Sebagai seorang pa’limbang Dg Cia heran mengapa hari itu ia kesulitan mendapat penumpang, padahal biasanya hari sabtu ada banyak orang yang ingin ke pulau, datang untuk menghadiri acara keluarga atau sekedar healing. Ia tidak pernah menceritakan tentang suaminya. Ia hanya berkeluh kesah atas apa yang terus ia alami. Mulai dari omongan beberapa penumpang yang heran mengapa ia memilih pekerjaan pa’limbang, mengenai anak perempuannya yang sebaiknya langsung bekerja setelah tamat SMA, hingga saran untuk menikahkan anaknya sesegera mungkin. Dg Cia tidak suka dengan semua omongan itu, terlebih tentang saran menikahkan anaknya di usia dini, sebagai perempuan yang terpaksa menikah di usia 15 tahun sama seperti perempuan lainnya di lingkungannya, ia tidak ingin anaknya memiliki nasib yang sama dengan dirinya. Namun sebagai penjual jasa, ia hanya bisa memendam semua kejengkelan dan tidak merilis emosinya. Ia harus beramah tamah dengan semua penumpang dan beginilah dunia kerja, bekerja.

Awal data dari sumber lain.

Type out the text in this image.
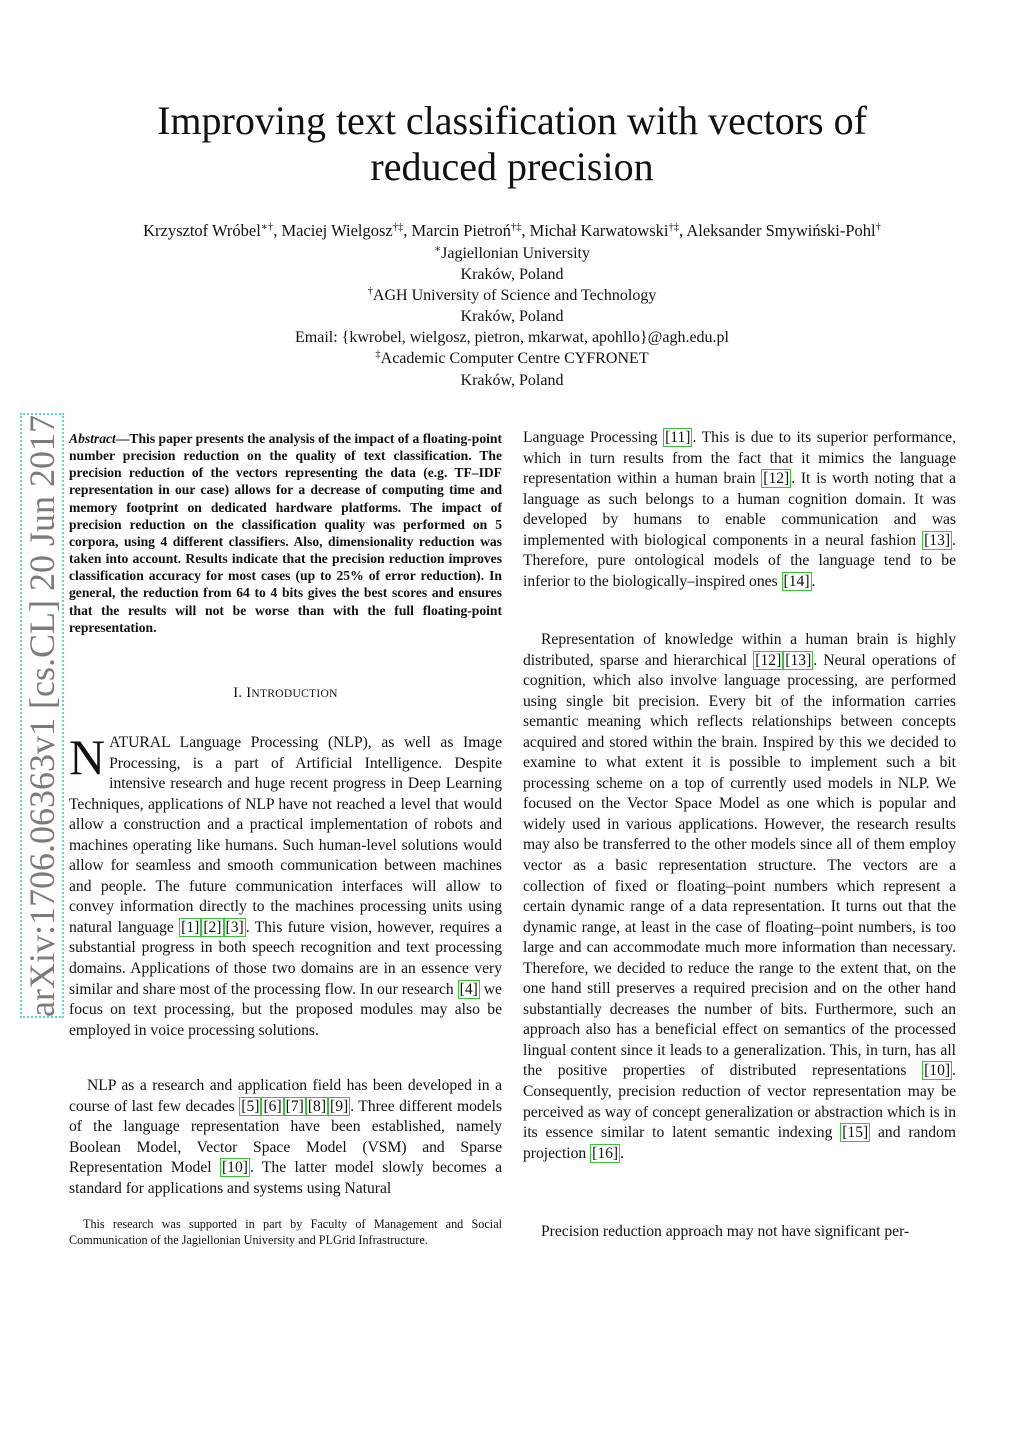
Improving text classification with vectors of reduced precision
Krzysztof Wróbel∗†, Maciej Wielgosz†‡, Marcin Pietroń†‡, Michał Karwatowski†‡, Aleksander Smywiński-Pohl†
∗Jagiellonian University
Kraków, Poland
†AGH University of Science and Technology
Kraków, Poland
Email: {kwrobel, wielgosz, pietron, mkarwat, apohllo}@agh.edu.pl
‡Academic Computer Centre CYFRONET
Kraków, Poland
arXiv:1706.06363v1 [cs.CL] 20 Jun 2017 Abstract—This paper presents the analysis of the impact of a floating-point number precision reduction on the quality of text classification. The precision reduction of the vectors representing the data (e.g. TF–IDF representation in our case) allows for a decrease of computing time and memory footprint on dedicated hardware platforms. The impact of precision reduction on the classification quality was performed on 5 corpora, using 4 different classifiers. Also, dimensionality reduction was taken into account. Results indicate that the precision reduction improves classification accuracy for most cases (up to 25% of error reduction). In general, the reduction from 64 to 4 bits gives the best scores and ensures that the results will not be worse than with the full floating-point representation.
I. INTRODUCTION

NATURAL Language Processing (NLP), as well as Image Processing, is a part of Artificial Intelligence. Despite intensive research and huge recent progress in Deep Learning Techniques, applications of NLP have not reached a level that would allow a construction and a practical implementation of robots and machines operating like humans. Such human-level solutions would allow for seamless and smooth communication between machines and people. The future communication interfaces will allow to convey information directly to the machines processing units using natural language [1] [2] [3] . This future vision, however, requires a substantial progress in both speech recognition and text processing domains. Applications of those two domains are in an essence very similar and share most of the processing flow. In our research [4] we focus on text processing, but the proposed modules may also be employed in voice processing solutions.

NLP as a research and application field has been developed in a course of last few decades [5] [6] [7] [8] [9] . Three different models of the language representation have been established, namely Boolean Model, Vector Space Model (VSM) and Sparse Representation Model [10] . The latter model slowly becomes a standard for applications and systems using Natural

This research was supported in part by Faculty of Management and Social Communication of the Jagiellonian University and PLGrid Infrastructure.

Language Processing [11] . This is due to its superior performance, which in turn results from the fact that it mimics the language representation within a human brain [12] . It is worth noting that a language as such belongs to a human cognition domain. It was developed by humans to enable communication and was implemented with biological components in a neural fashion [13] . Therefore, pure ontological models of the language tend to be inferior to the biologically–inspired ones [14] .

Representation of knowledge within a human brain is highly distributed, sparse and hierarchical [12] [13] . Neural operations of cognition, which also involve language processing, are performed using single bit precision. Every bit of the information carries semantic meaning which reflects relationships between concepts acquired and stored within the brain. Inspired by this we decided to examine to what extent it is possible to implement such a bit processing scheme on a top of currently used models in NLP. We focused on the Vector Space Model as one which is popular and widely used in various applications. However, the research results may also be transferred to the other models since all of them employ vector as a basic representation structure. The vectors are a collection of fixed or floating–point numbers which represent a certain dynamic range of a data representation. It turns out that the dynamic range, at least in the case of floating–point numbers, is too large and can accommodate much more information than necessary. Therefore, we decided to reduce the range to the extent that, on the one hand still preserves a required precision and on the other hand substantially decreases the number of bits. Furthermore, such an approach also has a beneficial effect on semantics of the processed lingual content since it leads to a generalization. This, in turn, has all the positive properties of distributed representations [10] . Consequently, precision reduction of vector representation may be perceived as way of concept generalization or abstraction which is in its essence similar to latent semantic indexing [15] and random projection [16] .

Precision reduction approach may not have significant per-
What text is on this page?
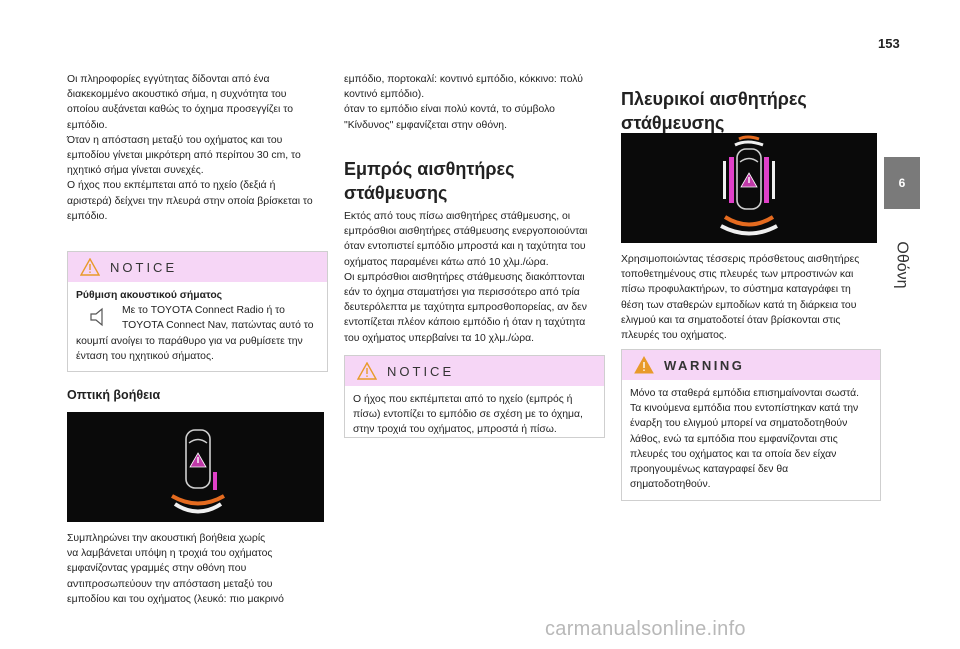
153
6
Οθόνη

Οι πληροφορίες εγγύτητας δίδονται από ένα
διακεκομμένο ακουστικό σήμα, η συχνότητα του
οποίου αυξάνεται καθώς το όχημα προσεγγίζει το
εμπόδιο.
Όταν η απόσταση μεταξύ του οχήματος και του
εμποδίου γίνεται μικρότερη από περίπου 30 cm, το
ηχητικό σήμα γίνεται συνεχές.
Ο ήχος που εκπέμπεται από το ηχείο (δεξιά ή
αριστερά) δείχνει την πλευρά στην οποία βρίσκεται το
εμπόδιο.

NOTICE

Ρύθμιση ακουστικού σήματος

Με το TOYOTA Connect Radio ή το

TOYOTA Connect Nav, πατώντας αυτό το

κουμπί ανοίγει το παράθυρο για να ρυθμίσετε την
ένταση του ηχητικού σήματος.

Οπτική βοήθεια

Συμπληρώνει την ακουστική βοήθεια χωρίς
να λαμβάνεται υπόψη η τροχιά του οχήματος
εμφανίζοντας γραμμές στην οθόνη που
αντιπροσωπεύουν την απόσταση μεταξύ του
εμποδίου και του οχήματος (λευκό: πιο μακρινό

εμπόδιο, πορτοκαλί: κοντινό εμπόδιο, κόκκινο: πολύ
κοντινό εμπόδιο).
όταν το εμπόδιο είναι πολύ κοντά, το σύμβολο
"Κίνδυνος" εμφανίζεται στην οθόνη.

Εμπρός αισθητήρες
στάθμευσης

Εκτός από τους πίσω αισθητήρες στάθμευσης, οι
εμπρόσθιοι αισθητήρες στάθμευσης ενεργοποιούνται
όταν εντοπιστεί εμπόδιο μπροστά και η ταχύτητα του
οχήματος παραμένει κάτω από 10 χλμ./ώρα.
Οι εμπρόσθιοι αισθητήρες στάθμευσης διακόπτονται
εάν το όχημα σταματήσει για περισσότερο από τρία
δευτερόλεπτα με ταχύτητα εμπροσθοπορείας, αν δεν
εντοπίζεται πλέον κάποιο εμπόδιο ή όταν η ταχύτητα
του οχήματος υπερβαίνει τα 10 χλμ./ώρα.

NOTICE

Ο ήχος που εκπέμπεται από το ηχείο (εμπρός ή
πίσω) εντοπίζει το εμπόδιο σε σχέση με το όχημα,
στην τροχιά του οχήματος, μπροστά ή πίσω.

Πλευρικοί αισθητήρες
στάθμευσης

Χρησιμοποιώντας τέσσερις πρόσθετους αισθητήρες
τοποθετημένους στις πλευρές των μπροστινών και
πίσω προφυλακτήρων, το σύστημα καταγράφει τη
θέση των σταθερών εμποδίων κατά τη διάρκεια του
ελιγμού και τα σηματοδοτεί όταν βρίσκονται στις
πλευρές του οχήματος.

WARNING

Μόνο τα σταθερά εμπόδια επισημαίνονται σωστά.
Τα κινούμενα εμπόδια που εντοπίστηκαν κατά την
έναρξη του ελιγμού μπορεί να σηματοδοτηθούν
λάθος, ενώ τα εμπόδια που εμφανίζονται στις
πλευρές του οχήματος και τα οποία δεν είχαν
προηγουμένως καταγραφεί δεν θα
σηματοδοτηθούν.

carmanualsonline.info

Ia lalu teringat masa kecil anaknya yang ceria dan pernah bercita-cita menjadi seorang polisi. Namun kondisi ekonomi mereka semakin sulit. Ia hanya bisa berdoa satu hal, agar anaknya bisa terus bersekolah. Sebab apakah ada orang tua yang tega melihat anaknya terluka? Beruntung karena ia memiliki kenalan yang mau membantu anaknya agar bisa melanjutkan pendidikannya di salah satu perguruan tinggi Makassar.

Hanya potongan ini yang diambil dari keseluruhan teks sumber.